Features

GOING

July 1984 Amy Hempel
Features
GOING
July 1984 Amy Hempel

GOING

AMY HEMPEL

A short story by AMY HEMPEL, a bright new talent whose first collection will be published next year

There is a typo on the hospital menu this morning. They mean, I think, that the pot roast tonight will be served with buttered noodles. But what it says here on my breakfast tray is that the pot roast will be severed with buttered noodles.
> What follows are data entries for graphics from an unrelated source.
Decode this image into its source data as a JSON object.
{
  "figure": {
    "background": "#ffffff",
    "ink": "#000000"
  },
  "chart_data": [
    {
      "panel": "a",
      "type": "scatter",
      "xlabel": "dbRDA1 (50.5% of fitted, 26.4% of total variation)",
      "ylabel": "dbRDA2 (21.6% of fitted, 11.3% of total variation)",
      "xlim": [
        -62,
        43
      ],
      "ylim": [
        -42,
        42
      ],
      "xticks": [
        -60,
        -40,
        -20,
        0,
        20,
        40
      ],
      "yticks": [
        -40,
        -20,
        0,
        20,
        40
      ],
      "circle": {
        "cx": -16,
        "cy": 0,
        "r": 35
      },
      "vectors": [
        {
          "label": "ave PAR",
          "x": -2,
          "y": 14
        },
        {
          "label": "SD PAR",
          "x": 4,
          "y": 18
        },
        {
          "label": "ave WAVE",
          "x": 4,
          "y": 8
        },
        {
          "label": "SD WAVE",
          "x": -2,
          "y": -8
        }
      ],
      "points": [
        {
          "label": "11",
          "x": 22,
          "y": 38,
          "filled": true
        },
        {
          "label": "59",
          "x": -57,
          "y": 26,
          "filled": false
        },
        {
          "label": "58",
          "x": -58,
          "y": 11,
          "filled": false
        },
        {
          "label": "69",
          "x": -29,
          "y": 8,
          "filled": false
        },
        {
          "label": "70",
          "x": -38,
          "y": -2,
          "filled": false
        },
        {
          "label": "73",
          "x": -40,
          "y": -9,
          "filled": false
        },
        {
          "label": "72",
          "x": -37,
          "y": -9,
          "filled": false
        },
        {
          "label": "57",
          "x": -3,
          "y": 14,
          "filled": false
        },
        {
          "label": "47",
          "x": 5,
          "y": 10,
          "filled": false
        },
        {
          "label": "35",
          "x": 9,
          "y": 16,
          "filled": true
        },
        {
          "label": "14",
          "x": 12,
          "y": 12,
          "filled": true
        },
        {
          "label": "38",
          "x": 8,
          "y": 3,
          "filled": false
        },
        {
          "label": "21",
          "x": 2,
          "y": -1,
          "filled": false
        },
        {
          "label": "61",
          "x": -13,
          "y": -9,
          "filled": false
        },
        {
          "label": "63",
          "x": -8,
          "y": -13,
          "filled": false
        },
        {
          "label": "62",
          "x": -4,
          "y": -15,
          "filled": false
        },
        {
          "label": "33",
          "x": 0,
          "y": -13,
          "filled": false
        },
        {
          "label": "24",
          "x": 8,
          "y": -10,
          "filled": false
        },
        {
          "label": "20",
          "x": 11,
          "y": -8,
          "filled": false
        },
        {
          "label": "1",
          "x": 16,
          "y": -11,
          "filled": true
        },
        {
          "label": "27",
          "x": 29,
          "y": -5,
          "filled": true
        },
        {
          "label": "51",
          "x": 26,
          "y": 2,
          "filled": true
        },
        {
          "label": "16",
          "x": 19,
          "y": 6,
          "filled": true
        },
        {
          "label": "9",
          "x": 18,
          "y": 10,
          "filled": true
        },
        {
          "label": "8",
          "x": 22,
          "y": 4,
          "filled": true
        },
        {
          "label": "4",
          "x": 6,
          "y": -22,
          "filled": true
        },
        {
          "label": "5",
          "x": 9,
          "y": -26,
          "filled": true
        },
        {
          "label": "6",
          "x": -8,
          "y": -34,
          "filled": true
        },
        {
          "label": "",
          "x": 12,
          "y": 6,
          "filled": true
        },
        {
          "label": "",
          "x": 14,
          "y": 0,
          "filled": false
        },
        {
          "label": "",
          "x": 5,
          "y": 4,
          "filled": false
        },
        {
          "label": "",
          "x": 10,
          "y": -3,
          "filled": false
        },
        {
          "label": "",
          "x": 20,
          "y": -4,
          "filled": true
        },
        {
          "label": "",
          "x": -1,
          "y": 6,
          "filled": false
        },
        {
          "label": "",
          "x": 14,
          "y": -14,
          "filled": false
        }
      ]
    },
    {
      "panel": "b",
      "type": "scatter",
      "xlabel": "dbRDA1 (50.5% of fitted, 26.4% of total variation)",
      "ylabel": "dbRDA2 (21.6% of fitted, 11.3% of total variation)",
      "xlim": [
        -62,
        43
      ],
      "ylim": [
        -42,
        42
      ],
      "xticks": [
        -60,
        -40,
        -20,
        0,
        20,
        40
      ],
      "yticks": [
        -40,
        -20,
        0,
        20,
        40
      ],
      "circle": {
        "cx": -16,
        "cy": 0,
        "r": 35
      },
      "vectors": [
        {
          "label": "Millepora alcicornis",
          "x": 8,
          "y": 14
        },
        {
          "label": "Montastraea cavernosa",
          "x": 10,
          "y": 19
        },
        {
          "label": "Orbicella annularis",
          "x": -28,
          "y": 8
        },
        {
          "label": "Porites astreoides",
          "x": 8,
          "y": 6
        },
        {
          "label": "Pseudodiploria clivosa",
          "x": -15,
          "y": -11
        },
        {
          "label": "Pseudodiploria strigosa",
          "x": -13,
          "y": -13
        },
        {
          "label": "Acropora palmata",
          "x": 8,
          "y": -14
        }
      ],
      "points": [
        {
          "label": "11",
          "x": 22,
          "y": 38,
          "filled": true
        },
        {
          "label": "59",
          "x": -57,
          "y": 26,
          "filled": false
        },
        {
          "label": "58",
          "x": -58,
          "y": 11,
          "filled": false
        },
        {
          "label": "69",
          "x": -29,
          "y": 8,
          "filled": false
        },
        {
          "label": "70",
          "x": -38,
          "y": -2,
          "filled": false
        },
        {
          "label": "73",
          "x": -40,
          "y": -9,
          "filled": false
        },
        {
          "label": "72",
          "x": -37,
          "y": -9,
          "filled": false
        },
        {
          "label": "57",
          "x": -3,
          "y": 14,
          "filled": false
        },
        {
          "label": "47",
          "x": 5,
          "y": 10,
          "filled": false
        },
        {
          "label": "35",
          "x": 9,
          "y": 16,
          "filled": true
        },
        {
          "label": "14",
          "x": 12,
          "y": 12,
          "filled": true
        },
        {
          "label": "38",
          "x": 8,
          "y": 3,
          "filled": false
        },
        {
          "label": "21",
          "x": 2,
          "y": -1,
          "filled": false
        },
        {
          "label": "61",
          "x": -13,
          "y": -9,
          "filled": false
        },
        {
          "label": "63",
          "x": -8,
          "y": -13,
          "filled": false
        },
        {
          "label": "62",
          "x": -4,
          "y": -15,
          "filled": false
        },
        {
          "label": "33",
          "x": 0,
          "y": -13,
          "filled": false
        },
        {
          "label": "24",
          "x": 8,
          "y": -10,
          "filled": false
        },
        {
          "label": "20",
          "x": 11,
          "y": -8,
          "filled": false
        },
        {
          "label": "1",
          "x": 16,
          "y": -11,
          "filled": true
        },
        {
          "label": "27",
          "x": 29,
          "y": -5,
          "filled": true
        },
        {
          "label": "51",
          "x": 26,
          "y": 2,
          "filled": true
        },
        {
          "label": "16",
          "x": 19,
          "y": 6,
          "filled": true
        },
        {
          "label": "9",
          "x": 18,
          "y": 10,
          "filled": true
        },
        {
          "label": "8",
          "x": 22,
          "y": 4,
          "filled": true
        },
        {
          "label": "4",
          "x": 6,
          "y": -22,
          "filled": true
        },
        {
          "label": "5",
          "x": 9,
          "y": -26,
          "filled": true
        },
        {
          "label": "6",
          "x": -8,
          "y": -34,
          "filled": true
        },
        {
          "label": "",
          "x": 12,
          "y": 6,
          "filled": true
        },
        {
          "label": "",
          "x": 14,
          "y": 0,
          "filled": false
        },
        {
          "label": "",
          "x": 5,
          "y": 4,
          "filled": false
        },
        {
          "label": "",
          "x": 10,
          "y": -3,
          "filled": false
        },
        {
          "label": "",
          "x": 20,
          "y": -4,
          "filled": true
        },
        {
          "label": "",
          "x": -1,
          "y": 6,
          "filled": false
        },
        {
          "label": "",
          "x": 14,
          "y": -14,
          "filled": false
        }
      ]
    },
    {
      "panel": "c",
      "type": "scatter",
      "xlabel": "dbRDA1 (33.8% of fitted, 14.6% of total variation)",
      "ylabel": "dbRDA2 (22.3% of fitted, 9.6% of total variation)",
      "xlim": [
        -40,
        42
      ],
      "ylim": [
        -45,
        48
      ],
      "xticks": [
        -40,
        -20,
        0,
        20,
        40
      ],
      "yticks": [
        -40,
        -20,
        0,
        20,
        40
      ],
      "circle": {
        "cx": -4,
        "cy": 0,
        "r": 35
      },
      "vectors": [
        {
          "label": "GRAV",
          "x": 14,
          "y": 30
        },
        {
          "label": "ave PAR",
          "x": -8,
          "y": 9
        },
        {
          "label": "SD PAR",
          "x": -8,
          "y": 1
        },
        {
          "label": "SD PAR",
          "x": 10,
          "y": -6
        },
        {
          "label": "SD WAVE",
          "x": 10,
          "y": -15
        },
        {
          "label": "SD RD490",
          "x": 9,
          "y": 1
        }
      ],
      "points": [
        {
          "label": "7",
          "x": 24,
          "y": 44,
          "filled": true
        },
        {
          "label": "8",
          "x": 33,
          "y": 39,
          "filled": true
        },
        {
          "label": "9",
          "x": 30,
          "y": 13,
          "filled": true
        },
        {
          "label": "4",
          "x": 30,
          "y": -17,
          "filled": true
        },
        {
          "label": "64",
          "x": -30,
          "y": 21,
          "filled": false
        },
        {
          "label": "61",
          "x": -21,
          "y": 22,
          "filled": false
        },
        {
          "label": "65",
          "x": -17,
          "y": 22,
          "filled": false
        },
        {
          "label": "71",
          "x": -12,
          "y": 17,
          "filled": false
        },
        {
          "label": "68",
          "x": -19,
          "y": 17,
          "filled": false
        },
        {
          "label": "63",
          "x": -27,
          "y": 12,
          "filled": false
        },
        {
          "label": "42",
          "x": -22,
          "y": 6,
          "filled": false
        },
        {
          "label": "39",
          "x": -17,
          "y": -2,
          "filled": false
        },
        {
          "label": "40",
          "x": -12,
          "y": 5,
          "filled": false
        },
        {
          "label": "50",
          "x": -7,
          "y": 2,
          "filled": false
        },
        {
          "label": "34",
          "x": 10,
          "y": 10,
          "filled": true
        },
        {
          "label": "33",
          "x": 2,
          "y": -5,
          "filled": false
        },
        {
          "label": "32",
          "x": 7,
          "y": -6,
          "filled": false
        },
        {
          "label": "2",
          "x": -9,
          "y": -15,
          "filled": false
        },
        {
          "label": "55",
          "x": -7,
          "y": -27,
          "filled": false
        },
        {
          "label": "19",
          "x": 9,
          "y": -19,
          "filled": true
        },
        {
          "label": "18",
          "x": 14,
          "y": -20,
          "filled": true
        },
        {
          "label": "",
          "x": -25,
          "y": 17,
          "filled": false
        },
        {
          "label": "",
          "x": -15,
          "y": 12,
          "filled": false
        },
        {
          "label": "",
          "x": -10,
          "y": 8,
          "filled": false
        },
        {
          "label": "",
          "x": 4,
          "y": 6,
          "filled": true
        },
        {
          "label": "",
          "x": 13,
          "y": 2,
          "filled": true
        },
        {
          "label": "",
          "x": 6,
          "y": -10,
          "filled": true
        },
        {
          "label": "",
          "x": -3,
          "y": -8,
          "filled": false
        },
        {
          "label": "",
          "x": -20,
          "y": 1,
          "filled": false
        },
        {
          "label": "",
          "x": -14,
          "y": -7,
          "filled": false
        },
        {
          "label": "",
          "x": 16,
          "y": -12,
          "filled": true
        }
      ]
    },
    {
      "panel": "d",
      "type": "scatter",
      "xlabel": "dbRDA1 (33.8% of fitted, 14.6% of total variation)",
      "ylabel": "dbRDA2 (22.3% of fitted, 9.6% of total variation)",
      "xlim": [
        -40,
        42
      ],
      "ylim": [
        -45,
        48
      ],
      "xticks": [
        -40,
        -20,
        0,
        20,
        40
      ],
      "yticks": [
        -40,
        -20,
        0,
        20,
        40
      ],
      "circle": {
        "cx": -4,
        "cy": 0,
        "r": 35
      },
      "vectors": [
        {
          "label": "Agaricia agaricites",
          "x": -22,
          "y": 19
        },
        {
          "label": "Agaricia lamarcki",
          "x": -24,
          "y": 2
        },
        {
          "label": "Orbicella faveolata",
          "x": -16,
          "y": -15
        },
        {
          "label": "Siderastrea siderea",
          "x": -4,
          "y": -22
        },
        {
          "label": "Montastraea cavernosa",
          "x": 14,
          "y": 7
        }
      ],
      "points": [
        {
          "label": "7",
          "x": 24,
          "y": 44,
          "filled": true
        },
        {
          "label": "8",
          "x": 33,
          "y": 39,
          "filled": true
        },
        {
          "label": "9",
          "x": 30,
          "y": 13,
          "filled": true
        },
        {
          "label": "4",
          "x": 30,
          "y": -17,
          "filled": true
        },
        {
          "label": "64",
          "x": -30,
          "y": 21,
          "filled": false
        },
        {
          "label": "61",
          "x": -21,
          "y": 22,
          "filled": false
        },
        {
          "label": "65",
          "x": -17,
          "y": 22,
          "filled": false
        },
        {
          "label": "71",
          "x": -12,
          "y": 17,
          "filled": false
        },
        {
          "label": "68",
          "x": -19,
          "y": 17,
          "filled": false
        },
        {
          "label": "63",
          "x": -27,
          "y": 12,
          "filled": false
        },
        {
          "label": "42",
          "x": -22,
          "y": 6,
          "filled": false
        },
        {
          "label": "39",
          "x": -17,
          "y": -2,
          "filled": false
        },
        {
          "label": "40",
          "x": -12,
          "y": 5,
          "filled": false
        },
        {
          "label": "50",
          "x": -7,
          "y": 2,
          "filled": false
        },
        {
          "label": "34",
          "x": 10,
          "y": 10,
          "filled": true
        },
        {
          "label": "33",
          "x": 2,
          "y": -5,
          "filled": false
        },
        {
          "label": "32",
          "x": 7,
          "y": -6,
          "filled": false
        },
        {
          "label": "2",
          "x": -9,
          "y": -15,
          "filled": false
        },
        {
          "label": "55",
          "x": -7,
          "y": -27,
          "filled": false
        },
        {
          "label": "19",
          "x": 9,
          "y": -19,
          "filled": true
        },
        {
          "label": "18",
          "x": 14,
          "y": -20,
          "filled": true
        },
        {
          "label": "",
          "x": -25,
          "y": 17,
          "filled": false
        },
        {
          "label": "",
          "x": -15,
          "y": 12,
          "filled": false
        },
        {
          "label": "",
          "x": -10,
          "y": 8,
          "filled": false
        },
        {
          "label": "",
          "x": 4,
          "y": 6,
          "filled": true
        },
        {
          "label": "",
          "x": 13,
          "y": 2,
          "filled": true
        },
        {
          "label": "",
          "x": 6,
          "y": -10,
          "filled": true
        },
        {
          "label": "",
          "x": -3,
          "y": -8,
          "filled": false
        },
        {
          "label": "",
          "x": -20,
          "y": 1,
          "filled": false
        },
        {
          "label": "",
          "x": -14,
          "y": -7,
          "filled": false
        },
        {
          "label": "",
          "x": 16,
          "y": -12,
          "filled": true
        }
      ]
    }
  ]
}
Severed is not a word you want to see after flipping your car twice at sixty miles per and then landing side up in a ditch.

I did not spin out on a stretch of highway called "Blood Alley" or "Hospital Curve." I lost it on flat, dry road with no other car in sight. Here's why: In the desert I like to drive through binoculars. What I like about it is that things are two ways at once. Things are far away and close at the same time.

In the ditch, things were also two ways at once. The air was hot and my skin was needling cold.

"Son," the doctor said, "you shouldn't be alive."

The impact knocked two days out of my head, but all you can see is the cut on my chin. I total a car and get twenty stitches that keep me from shaving.

It's a good thing, too, that that is all it was. This hospital place, this clinic—it is not your City of Hope. The instruments don't come from a first-aid kit, they come from a toolbox. It's the desert. The walls of this room are not rose beige or sanitation-plant green. The walls are the color of old chocolate going chalky at the edges. And there's a worm smell. Though I could be mistaken about the smell. I'm given to olfactory hallucinations. When my parents' house was burning to the ground, I smelled smoke three states away.

Now I smell worms.

The doctor wants to watch me because I knocked my head, so I get to miss a few days of school. It's okay with me. I believe that 99 percent of what anyone does can effectively be postponed. Anyway, the accident was a learning experience. You know—pain teaches?

One of the nurses picked it up from there. She was bending over my bed, picking pebbles of safety glass out of my hair. "What do we learn from this?" she asked.

It was like that class at school where the teacher talked about Realization, about how you could realize something big in a commonplace thing. The example he gave, and he said it really happened, was that once while drinking orange juice he realized he would someday be dead. He wondered if we, his students, had had a similar realization.

Are you kidding? I thought. Once I cashed a paycheck and I realized it wasn't enough. Once I had food poisoning and I realized I was trapped in my body—but not as much as I wanted to be.

What interests me now is this memory thing. Why two days? Why two days? The last I know is not getting carded in a two-shark bar near the Bonneville flats. The bartender served me tequila and he left the bottle out. He asked me where I was going, and I said I was just going. Then he brought out a jar with a scorpion in it. He showed me how a drop of tequila on its tail makes a scorpion sting itself to death.

What happened after that?

Maybe those days will come back and maybe they will not. In the meantime, how's this: I can't even remember all I've forgotten.

I do remember the accident, though. I remember it was like the binoculars. You know—two ways. It was fast and it was slow, and both at the same time.

The pot roast wasn't bad. I ate every bit of it. I finished the green vegetables and the citrus vegetables too.

Now I'm waiting for the night nurse. She takes a blood pressure about this time. You could call this the high point of my day. That's because this nurse makes Tina Turner look like a sex change. Unfortunately, she's in love with the Lord.

But she's a sport, this nurse. When I can't sleep she brings in the telephone book. She sits by my bed and we look up funny names. Calliope Ziss and Maurice Pancake live in this community.

I like a woman in my room at night.

The night nurse smells like a Christmas candle. After she leaves the room, for a short time the room is like when she was here. She is not here, but she is.

It's not the same, but it makes me think of the night my mother died. Three states away, the smell in my room was the smell of her powdered face when she kissed me good night—that night she wasn't there.